The spectral theorem for self-adjoint maps states that a self-adjoint map has a basis of eigenvectors. When a basis is fixed, it may be seen that the matrix of a self-adjoint linear map is one that is equal to its conjugate-transpose: A=\bar{A^T}=A^\star. These two facts combine to give a basis-dependent proof of Proposition 1.

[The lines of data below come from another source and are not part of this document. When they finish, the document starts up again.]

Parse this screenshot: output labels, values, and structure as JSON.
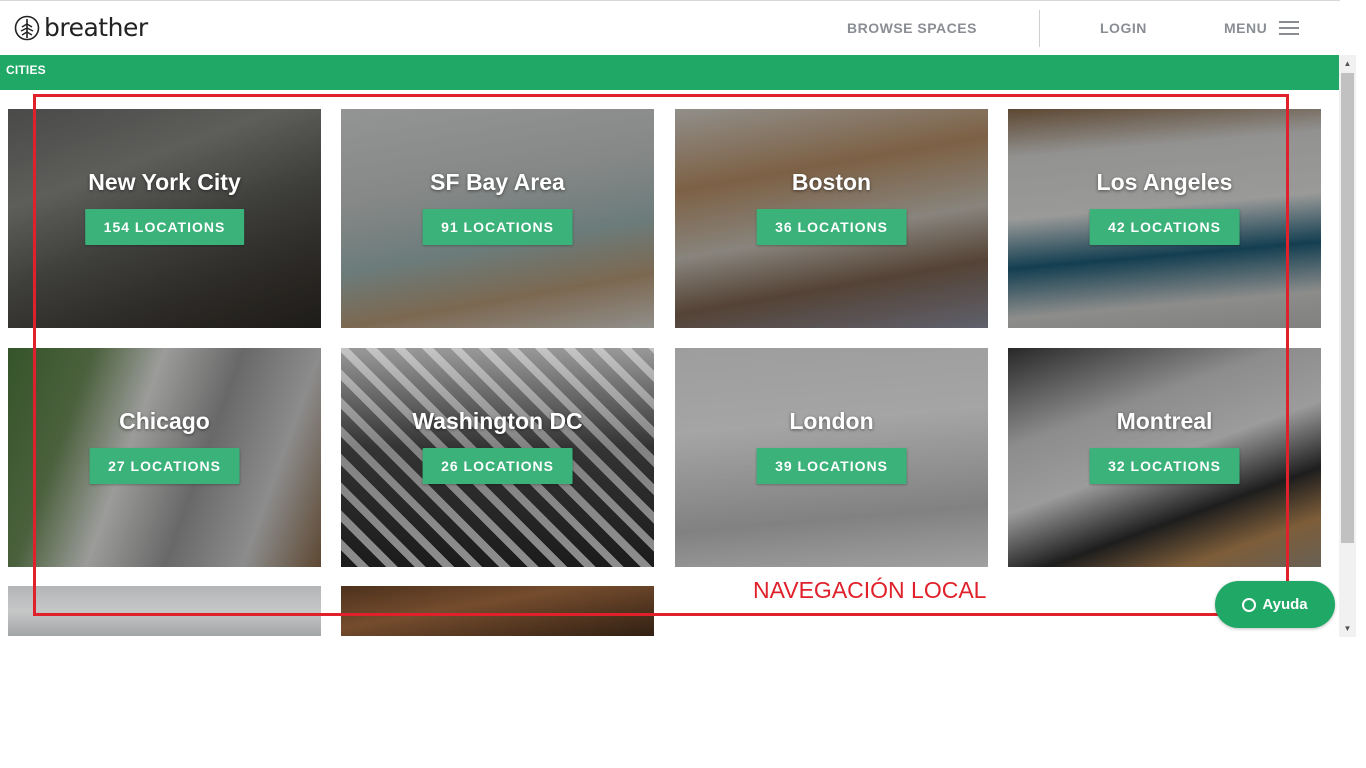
{
  "header": {
    "logo_text": "breather",
    "nav": {
      "browse_label": "BROWSE SPACES",
      "login_label": "LOGIN",
      "menu_label": "MENU"
    }
  },
  "section": {
    "label": "CITIES"
  },
  "cities": [
    {
      "name": "New York City",
      "locations": "154 LOCATIONS"
    },
    {
      "name": "SF Bay Area",
      "locations": "91 LOCATIONS"
    },
    {
      "name": "Boston",
      "locations": "36 LOCATIONS"
    },
    {
      "name": "Los Angeles",
      "locations": "42 LOCATIONS"
    },
    {
      "name": "Chicago",
      "locations": "27 LOCATIONS"
    },
    {
      "name": "Washington DC",
      "locations": "26 LOCATIONS"
    },
    {
      "name": "London",
      "locations": "39 LOCATIONS"
    },
    {
      "name": "Montreal",
      "locations": "32 LOCATIONS"
    }
  ],
  "annotation": {
    "label": "NAVEGACIÓN LOCAL"
  },
  "help": {
    "label": "Ayuda"
  },
  "colors": {
    "brand_green": "#20a866",
    "button_green": "#3ab27a",
    "annotation_red": "#e0202a"
  }
}
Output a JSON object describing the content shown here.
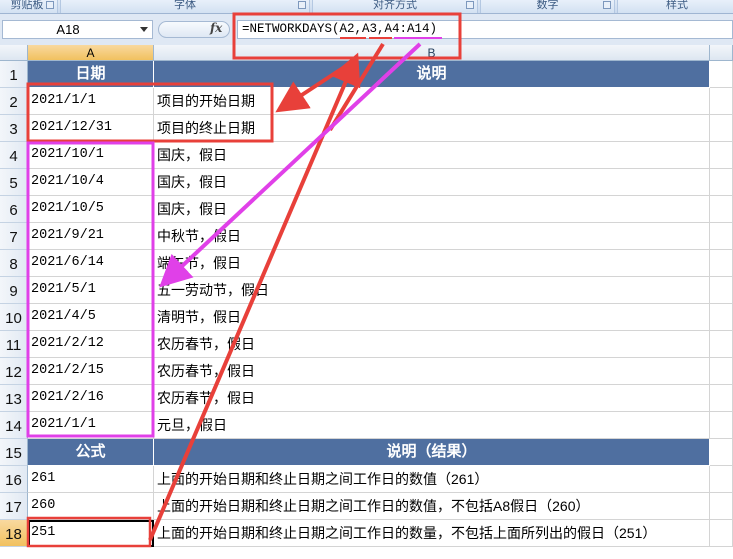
{
  "ribbon": {
    "groups": [
      "剪贴板",
      "字体",
      "对齐方式",
      "数字",
      "样式"
    ]
  },
  "formula_bar": {
    "name_box": "A18",
    "fx_label": "fx",
    "formula": "=NETWORKDAYS(A2,A3,A4:A14)"
  },
  "columns": [
    "A",
    "B"
  ],
  "rows": [
    {
      "num": "1",
      "a": "日期",
      "b": "说明",
      "header": true
    },
    {
      "num": "2",
      "a": "2021/1/1",
      "b": "项目的开始日期"
    },
    {
      "num": "3",
      "a": "2021/12/31",
      "b": "项目的终止日期"
    },
    {
      "num": "4",
      "a": "2021/10/1",
      "b": "国庆，假日"
    },
    {
      "num": "5",
      "a": "2021/10/4",
      "b": "国庆，假日"
    },
    {
      "num": "6",
      "a": "2021/10/5",
      "b": "国庆，假日"
    },
    {
      "num": "7",
      "a": "2021/9/21",
      "b": "中秋节，假日"
    },
    {
      "num": "8",
      "a": "2021/6/14",
      "b": "端午节，假日"
    },
    {
      "num": "9",
      "a": "2021/5/1",
      "b": "五一劳动节，假日"
    },
    {
      "num": "10",
      "a": "2021/4/5",
      "b": "清明节，假日"
    },
    {
      "num": "11",
      "a": "2021/2/12",
      "b": "农历春节，假日"
    },
    {
      "num": "12",
      "a": "2021/2/15",
      "b": "农历春节，假日"
    },
    {
      "num": "13",
      "a": "2021/2/16",
      "b": "农历春节，假日"
    },
    {
      "num": "14",
      "a": "2021/1/1",
      "b": "元旦，假日"
    },
    {
      "num": "15",
      "a": "公式",
      "b": "说明（结果）",
      "header": true
    },
    {
      "num": "16",
      "a": "261",
      "b": "上面的开始日期和终止日期之间工作日的数值（261）"
    },
    {
      "num": "17",
      "a": "260",
      "b": "上面的开始日期和终止日期之间工作日的数值，不包括A8假日（260）"
    },
    {
      "num": "18",
      "a": "251",
      "b": "上面的开始日期和终止日期之间工作日的数量，不包括上面所列出的假日（251）"
    }
  ],
  "colors": {
    "header_fill": "#4f6fa0",
    "annotation_red": "#e8403a",
    "annotation_magenta": "#e040e8"
  }
}
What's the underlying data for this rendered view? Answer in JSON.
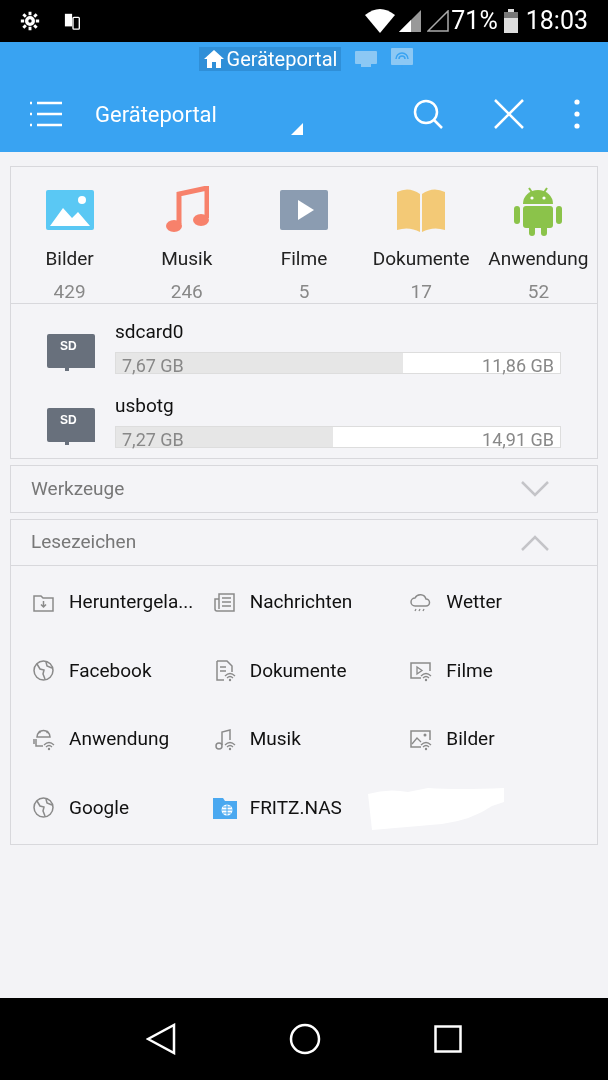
{
  "status_bar": {
    "battery": "71%",
    "time": "18:03"
  },
  "breadcrumb": {
    "label": "Geräteportal",
    "selected": true
  },
  "toolbar": {
    "title": "Geräteportal"
  },
  "categories": [
    {
      "label": "Bilder",
      "count": "429"
    },
    {
      "label": "Musik",
      "count": "246"
    },
    {
      "label": "Filme",
      "count": "5"
    },
    {
      "label": "Dokumente",
      "count": "17"
    },
    {
      "label": "Anwendung",
      "count": "52"
    }
  ],
  "storage": [
    {
      "name": "sdcard0",
      "used": "7,67 GB",
      "total": "11,86 GB",
      "level": 0.647,
      "card_label": "SD"
    },
    {
      "name": "usbotg",
      "used": "7,27 GB",
      "total": "14,91 GB",
      "level": 0.488,
      "card_label": "SD"
    }
  ],
  "sections": [
    {
      "title": "Werkzeuge",
      "expanded": false
    },
    {
      "title": "Lesezeichen",
      "expanded": true
    }
  ],
  "bookmarks": [
    {
      "label": "Heruntergela..."
    },
    {
      "label": "Nachrichten"
    },
    {
      "label": "Wetter"
    },
    {
      "label": "Facebook"
    },
    {
      "label": "Dokumente"
    },
    {
      "label": "Filme"
    },
    {
      "label": "Anwendung"
    },
    {
      "label": "Musik"
    },
    {
      "label": "Bilder"
    },
    {
      "label": "Google"
    },
    {
      "label": "FRITZ.NAS"
    }
  ]
}
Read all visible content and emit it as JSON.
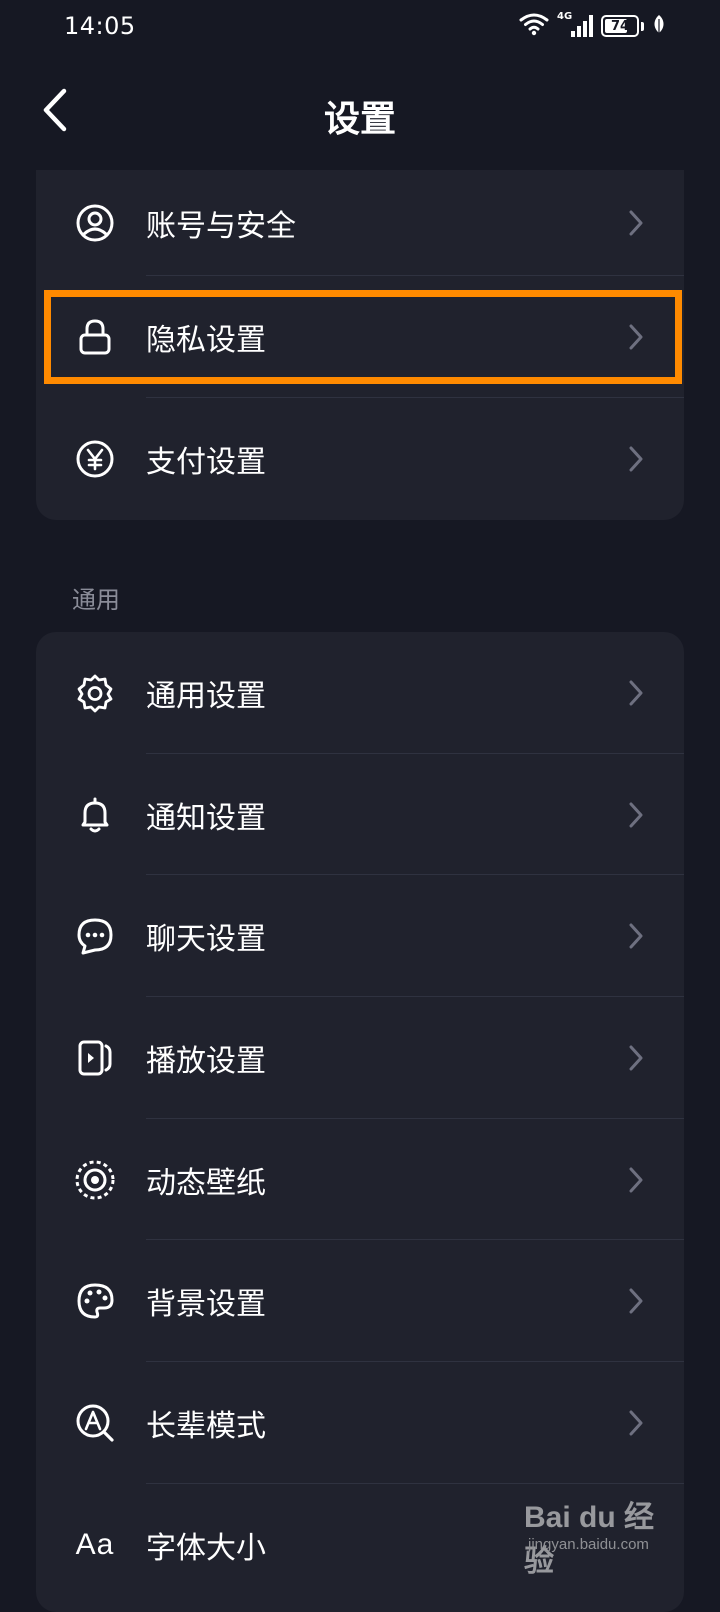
{
  "status_bar": {
    "time": "14:05",
    "network": "4G",
    "battery_level": "74",
    "battery_fraction": 0.74,
    "icons": [
      "wifi-icon",
      "signal-icon",
      "battery-icon",
      "leaf-icon"
    ]
  },
  "nav": {
    "title": "设置",
    "back_icon": "back-chevron-icon"
  },
  "account_section": {
    "items": [
      {
        "label": "账号与安全",
        "icon": "user-circle-icon"
      },
      {
        "label": "隐私设置",
        "icon": "lock-icon",
        "highlighted": true
      },
      {
        "label": "支付设置",
        "icon": "yen-circle-icon"
      }
    ]
  },
  "general_section": {
    "header": "通用",
    "items": [
      {
        "label": "通用设置",
        "icon": "gear-icon"
      },
      {
        "label": "通知设置",
        "icon": "bell-icon"
      },
      {
        "label": "聊天设置",
        "icon": "chat-bubble-icon"
      },
      {
        "label": "播放设置",
        "icon": "play-screen-icon"
      },
      {
        "label": "动态壁纸",
        "icon": "wallpaper-icon"
      },
      {
        "label": "背景设置",
        "icon": "palette-icon"
      },
      {
        "label": "长辈模式",
        "icon": "elder-mode-icon"
      },
      {
        "label": "字体大小",
        "icon": "font-size-icon",
        "glyph": "Aa"
      }
    ]
  },
  "colors": {
    "background": "#161823",
    "card": "#20222d",
    "divider": "#2f3240",
    "text": "#ffffff",
    "muted_text": "#8a8c98",
    "chevron": "#6e7080",
    "highlight": "#ff8a00"
  },
  "watermark": {
    "brand": "Bai du 经验",
    "url": "jingyan.baidu.com"
  }
}
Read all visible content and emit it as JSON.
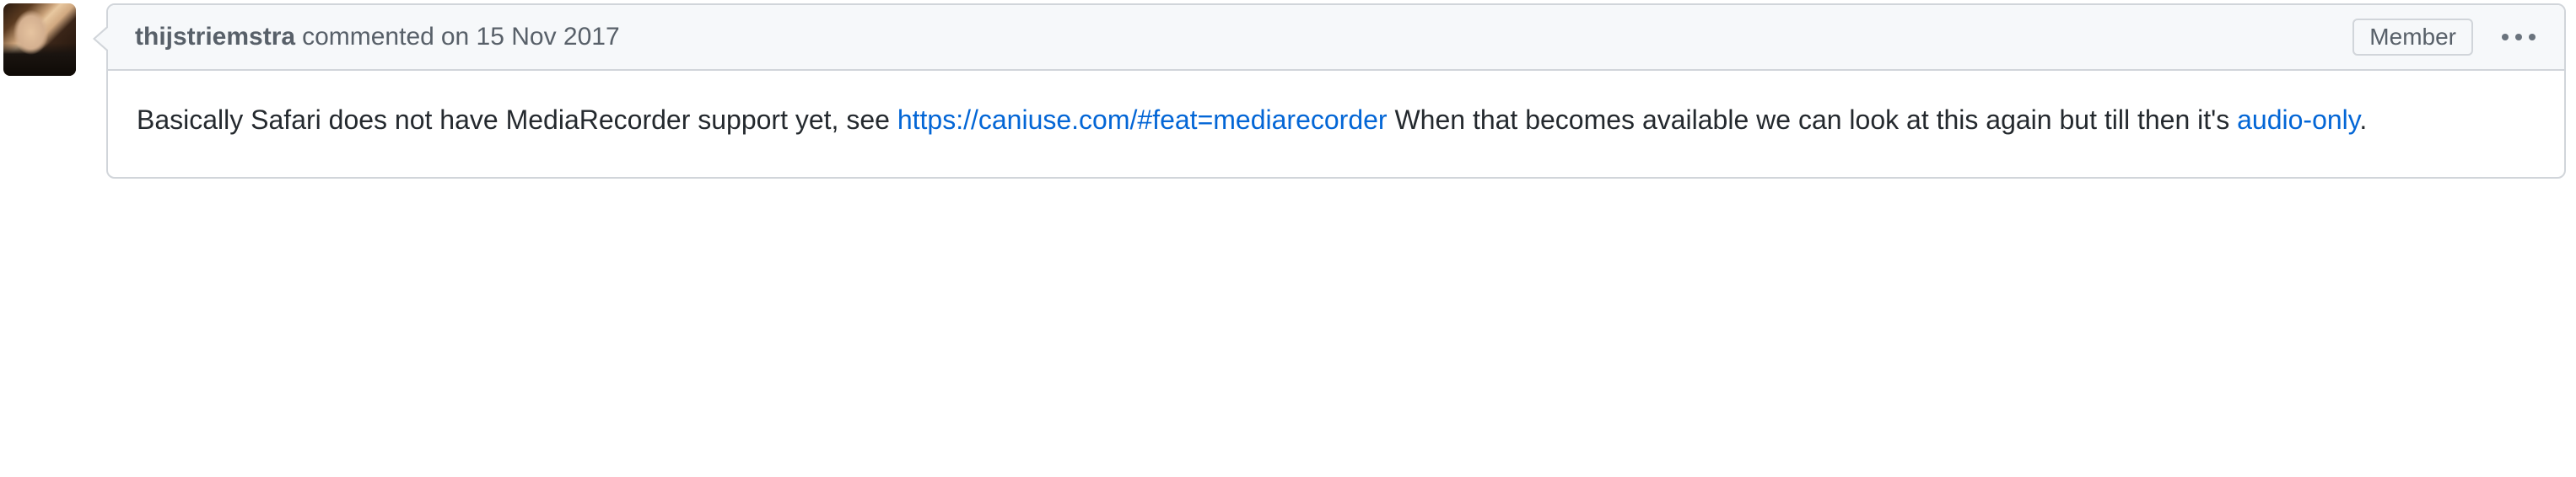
{
  "comment": {
    "author": "thijstriemstra",
    "action": "commented",
    "on_word": "on",
    "date": "15 Nov 2017",
    "badge": "Member",
    "body_part1": "Basically Safari does not have MediaRecorder support yet, see ",
    "body_link1": "https://caniuse.com/#feat=mediarecorder",
    "body_part2": " When that becomes available we can look at this again but till then it's ",
    "body_link2": "audio-only",
    "body_part3": "."
  }
}
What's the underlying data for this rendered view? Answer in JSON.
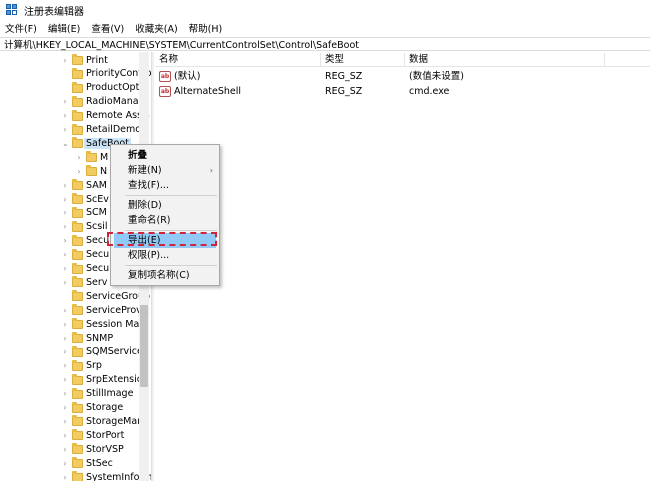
{
  "window": {
    "title": "注册表编辑器"
  },
  "menu": [
    "文件(F)",
    "编辑(E)",
    "查看(V)",
    "收藏夹(A)",
    "帮助(H)"
  ],
  "address": "计算机\\HKEY_LOCAL_MACHINE\\SYSTEM\\CurrentControlSet\\Control\\SafeBoot",
  "tree": {
    "items": [
      {
        "label": "Print",
        "arrow": "›",
        "level": 0
      },
      {
        "label": "PriorityContro",
        "arrow": "",
        "level": 0
      },
      {
        "label": "ProductOptio",
        "arrow": "",
        "level": 0
      },
      {
        "label": "RadioManag",
        "arrow": "›",
        "level": 0
      },
      {
        "label": "Remote Assis",
        "arrow": "›",
        "level": 0
      },
      {
        "label": "RetailDemo",
        "arrow": "›",
        "level": 0
      },
      {
        "label": "SafeBoot",
        "arrow": "⌄",
        "level": 0,
        "selected": true
      },
      {
        "label": "M",
        "arrow": "›",
        "level": 1
      },
      {
        "label": "N",
        "arrow": "›",
        "level": 1
      },
      {
        "label": "SAM",
        "arrow": "›",
        "level": 0
      },
      {
        "label": "ScEv",
        "arrow": "›",
        "level": 0
      },
      {
        "label": "SCM",
        "arrow": "›",
        "level": 0
      },
      {
        "label": "Scsil",
        "arrow": "›",
        "level": 0
      },
      {
        "label": "Secu",
        "arrow": "›",
        "level": 0
      },
      {
        "label": "Secu",
        "arrow": "›",
        "level": 0
      },
      {
        "label": "Secu",
        "arrow": "›",
        "level": 0
      },
      {
        "label": "Serv",
        "arrow": "›",
        "level": 0
      },
      {
        "label": "ServiceGroup",
        "arrow": "",
        "level": 0
      },
      {
        "label": "ServiceProvic",
        "arrow": "›",
        "level": 0
      },
      {
        "label": "Session Man",
        "arrow": "›",
        "level": 0
      },
      {
        "label": "SNMP",
        "arrow": "›",
        "level": 0
      },
      {
        "label": "SQMServiceL",
        "arrow": "›",
        "level": 0
      },
      {
        "label": "Srp",
        "arrow": "›",
        "level": 0
      },
      {
        "label": "SrpExtension",
        "arrow": "›",
        "level": 0
      },
      {
        "label": "StillImage",
        "arrow": "›",
        "level": 0
      },
      {
        "label": "Storage",
        "arrow": "›",
        "level": 0
      },
      {
        "label": "StorageMana",
        "arrow": "›",
        "level": 0
      },
      {
        "label": "StorPort",
        "arrow": "›",
        "level": 0
      },
      {
        "label": "StorVSP",
        "arrow": "›",
        "level": 0
      },
      {
        "label": "StSec",
        "arrow": "›",
        "level": 0
      },
      {
        "label": "SystemInform",
        "arrow": "›",
        "level": 0
      }
    ]
  },
  "list": {
    "columns": [
      "名称",
      "类型",
      "数据"
    ],
    "rows": [
      {
        "icon": "ab",
        "name": "(默认)",
        "type": "REG_SZ",
        "data": "(数值未设置)"
      },
      {
        "icon": "ab",
        "name": "AlternateShell",
        "type": "REG_SZ",
        "data": "cmd.exe"
      }
    ]
  },
  "context_menu": {
    "items": [
      {
        "label": "折叠",
        "bold": true
      },
      {
        "label": "新建(N)",
        "submenu": "›"
      },
      {
        "label": "查找(F)..."
      },
      {
        "separator": true
      },
      {
        "label": "删除(D)"
      },
      {
        "label": "重命名(R)"
      },
      {
        "separator": true
      },
      {
        "label": "导出(E)",
        "highlight": true
      },
      {
        "label": "权限(P)..."
      },
      {
        "separator": true
      },
      {
        "label": "复制项名称(C)"
      }
    ]
  },
  "colors": {
    "highlight": "#91c9f7",
    "annotation_box": "#d0243a",
    "selection": "#cce4f7"
  }
}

Proof (basis-dependent): By the spectral theorem, T has an eigenbasis, say \{v_1,\dots,v_n\}. Let A be the matrix representation of T in this basis. A is thus the diagonal matrix with \lambda_1,\dots,\lambda_n along the diagonal. Now A=\bar{A^T}. As A is diagonal it is equal to its transpose. Taking conjugates shows \bar{\lambda_i}=\lambda_i \bullet

Vector Space Isomorphism

Sometimes two different vector spaces appear to behave very similarly even if outwardly they look very different. For example, the set of polynomials of degree at most two with real coefficients  behaves exactly like \mathbb{R}^3 when we add vectors together, etc. Indeed as vector spaces they have identical structure. To show they are isomorphic we must construct a bijective homomorphism (isomorphism) between them. If the isomorphism is linear then the homomorphism property will be respected. So now we can say that two vector spaces U and V are isomorphic as vector spaces if there exists a bijective linear map from U\rightarrow V. For example, \phi defined by \phi(ax^2+bx+c)=(a\,b\,c)^T\in\mathbb{R}^3 is a bijective linear map.

Subspaces

A vector subspace is a subset U of a vector space V that is a vector space in its own right. That is the axioms of a vector space are satisfied by U. Now axioms 5., 6. and 7. hold automatically as U is in a vector space. Suppose

  1. \mathbf{0}\in U
  2. For all u,\,v\in U,\,\lambda\in\mathbb{F},\, u+\lambda v\in U

Then axiom 1. holds by letting \lambda=1 and u=\mathbf{0}. Axiom 2. is vacuously true. Axiom 3. holds by letting u=\mathbf{0} and \lambda=-1. Conditions 1. & 2. here comprise the Subspace Test.